The improvements compounded. A job that had multiple problems didn't improve by fixing the worst one. It improved by fixing each one in sequence. The step timer after each fix showed the new bottleneck, which might have been invisible before because a worse problem was dominating total time.

What This Isn't

This isn't a story about a single clever trick. No single change produced 25x improvement. The gain came from systematic identification and elimination of multiple sources of waste, using an approach that kept the feedback loop tight: instrument, run, see where the time goes, fix, repeat.

The step-based approach works on any batch job — PHP crons, Python ETL scripts, Node.js schedulers. The language doesn't matter. The principle is the same: add timing at the logical step level, not the function level, so you can see the job's behavior as a sequence of stages rather than a call stack.

Looking Forward

The cron optimization work surfaced something broader: a class of workloads being handled by scheduled polling that would be better served by an event-driven model. Some of the jobs we optimized were fundamentally doing "check if anything needs processing, process it, wait for the next run." The work is inherently reactive — it's responding to events that have already happened.

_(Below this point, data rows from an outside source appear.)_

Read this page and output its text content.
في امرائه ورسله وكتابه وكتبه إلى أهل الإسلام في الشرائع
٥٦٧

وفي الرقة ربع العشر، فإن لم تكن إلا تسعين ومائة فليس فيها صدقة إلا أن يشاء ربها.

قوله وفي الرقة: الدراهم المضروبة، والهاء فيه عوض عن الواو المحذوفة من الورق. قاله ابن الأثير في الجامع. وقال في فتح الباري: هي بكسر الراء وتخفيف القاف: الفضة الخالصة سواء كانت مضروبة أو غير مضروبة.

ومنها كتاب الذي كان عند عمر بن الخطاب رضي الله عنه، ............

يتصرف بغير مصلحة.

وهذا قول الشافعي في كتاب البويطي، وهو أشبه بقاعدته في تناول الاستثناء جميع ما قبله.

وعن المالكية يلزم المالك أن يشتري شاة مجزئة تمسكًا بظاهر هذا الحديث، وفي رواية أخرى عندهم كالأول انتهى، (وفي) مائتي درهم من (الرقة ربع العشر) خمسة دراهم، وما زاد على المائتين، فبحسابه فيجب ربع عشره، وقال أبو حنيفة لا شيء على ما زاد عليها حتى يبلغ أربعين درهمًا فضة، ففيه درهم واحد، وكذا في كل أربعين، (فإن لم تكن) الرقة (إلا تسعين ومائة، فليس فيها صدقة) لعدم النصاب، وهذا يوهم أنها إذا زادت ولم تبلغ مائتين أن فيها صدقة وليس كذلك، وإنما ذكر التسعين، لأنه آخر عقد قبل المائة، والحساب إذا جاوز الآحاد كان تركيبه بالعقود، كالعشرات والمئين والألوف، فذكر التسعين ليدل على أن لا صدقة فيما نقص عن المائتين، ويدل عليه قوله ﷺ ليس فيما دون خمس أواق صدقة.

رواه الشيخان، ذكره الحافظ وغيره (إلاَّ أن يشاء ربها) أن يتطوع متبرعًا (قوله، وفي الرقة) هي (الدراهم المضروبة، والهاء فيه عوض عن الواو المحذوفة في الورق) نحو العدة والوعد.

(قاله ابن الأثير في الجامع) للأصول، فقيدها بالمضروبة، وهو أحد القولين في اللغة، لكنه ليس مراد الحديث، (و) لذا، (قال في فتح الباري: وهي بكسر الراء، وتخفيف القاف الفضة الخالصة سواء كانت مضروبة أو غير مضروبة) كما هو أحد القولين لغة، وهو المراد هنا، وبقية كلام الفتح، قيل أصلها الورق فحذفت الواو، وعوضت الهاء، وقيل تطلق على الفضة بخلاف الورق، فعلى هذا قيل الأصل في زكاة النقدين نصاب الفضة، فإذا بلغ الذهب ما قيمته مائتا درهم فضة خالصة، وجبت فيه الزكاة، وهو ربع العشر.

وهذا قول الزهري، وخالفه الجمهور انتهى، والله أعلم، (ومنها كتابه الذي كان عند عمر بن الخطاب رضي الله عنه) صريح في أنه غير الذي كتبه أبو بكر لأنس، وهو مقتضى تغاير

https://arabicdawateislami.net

The right design for that class of workload is event-driven: process enrollments when they're created, dispatch notifications when the triggering event fires, rather than polling on a schedule and handling the backlog. We're currently in the design phase for a no-cron event-driven architecture for new systems. The cron optimization experience informed the case for it — when you see exactly where the time goes in a scheduled job, the inefficiency of polling becomes concrete rather than theoretical.

The legacy crons will keep running. The new systems are being built differently.